Where we have considered a term to be unfair, we have obtained an undertaking from the firm to cease to apply the term and to amend it for the future, and we have then published that undertaking on our website."

The Statement has been produced in the context of the FSA’s role as Qualifying Body (enforcement authority) for financial services firms under the Unfair Contract Terms Regulations. In keeping with the FSA's preference for principles-based regulation, it does not introduce any new rules.  

Notes to editors

  1. The Unfair Terms in Consumer Contracts Regulations apply to standard form consumer contracts which have not been individually negotiated with consumers. They apply to contracts entered into since 1 July 1995 and protect consumers against abuse by firms of the power that one-sided standard form contracts may give firms by making unfair terms unenforceable.
  2. Fairness of Terms in Consumer Contracts: Statement of Good Practice is addressed to firms regulated by the FSA. However, it is also of interest to consumers for the attention it draws to the protections that are given to them by the Regulations and what they need to look out for when signing contracts.

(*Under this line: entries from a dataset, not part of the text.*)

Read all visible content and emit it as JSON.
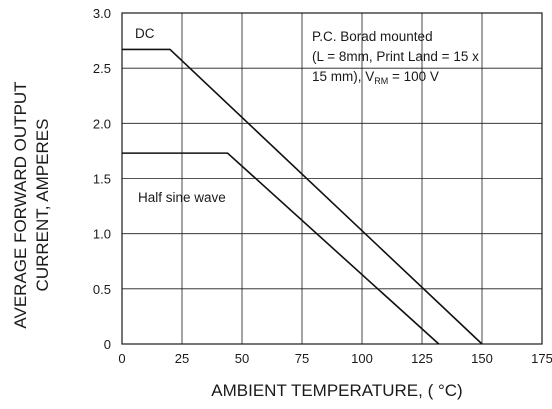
{
  "chart_data": {
    "type": "line",
    "xlabel": "AMBIENT TEMPERATURE, ( °C)",
    "ylabel_line1": "AVERAGE FORWARD OUTPUT",
    "ylabel_line2": "CURRENT, AMPERES",
    "xlim": [
      0,
      175
    ],
    "ylim": [
      0,
      3.0
    ],
    "x_ticks": [
      0,
      25,
      50,
      75,
      100,
      125,
      150,
      175
    ],
    "x_tick_labels": [
      "0",
      "25",
      "50",
      "75",
      "100",
      "125",
      "150",
      "175"
    ],
    "y_ticks": [
      0,
      0.5,
      1.0,
      1.5,
      2.0,
      2.5,
      3.0
    ],
    "y_tick_labels": [
      "0",
      "0.5",
      "1.0",
      "1.5",
      "2.0",
      "2.5",
      "3.0"
    ],
    "grid": true,
    "series": [
      {
        "name": "DC",
        "x": [
          0,
          20,
          150
        ],
        "y": [
          2.67,
          2.67,
          0
        ]
      },
      {
        "name": "Half sine wave",
        "x": [
          0,
          44,
          132
        ],
        "y": [
          1.73,
          1.73,
          0
        ]
      }
    ],
    "annotation": {
      "line1": "P.C. Borad mounted",
      "line2": "(L = 8mm, Print Land = 15 x",
      "line3_prefix": "15 mm), V",
      "line3_sub": "RM",
      "line3_suffix": " = 100 V"
    }
  }
}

We will shortly incorporate the Statement into our web pages dealing with the Regulations and on which we publish the undertakings we are given by firms to amend their contract terms so that they are fair.
  3. The FSA will shortly be inviting industry and consumer representatives to a round table to review the effect of the Statement and the practical issues arising from it.
  4. The FSA regulates the financial services industry and has four objectives under the Financial Services and Markets Act 2000: maintaining market confidence; promoting public understanding of the financial system; securing the appropriate degree of protection for consumers; and fighting financial crime.
  5. The FSA aims to promote efficient, orderly and fair markets, help retail consumers achieve a fair deal, and improve its business capability and effectiveness.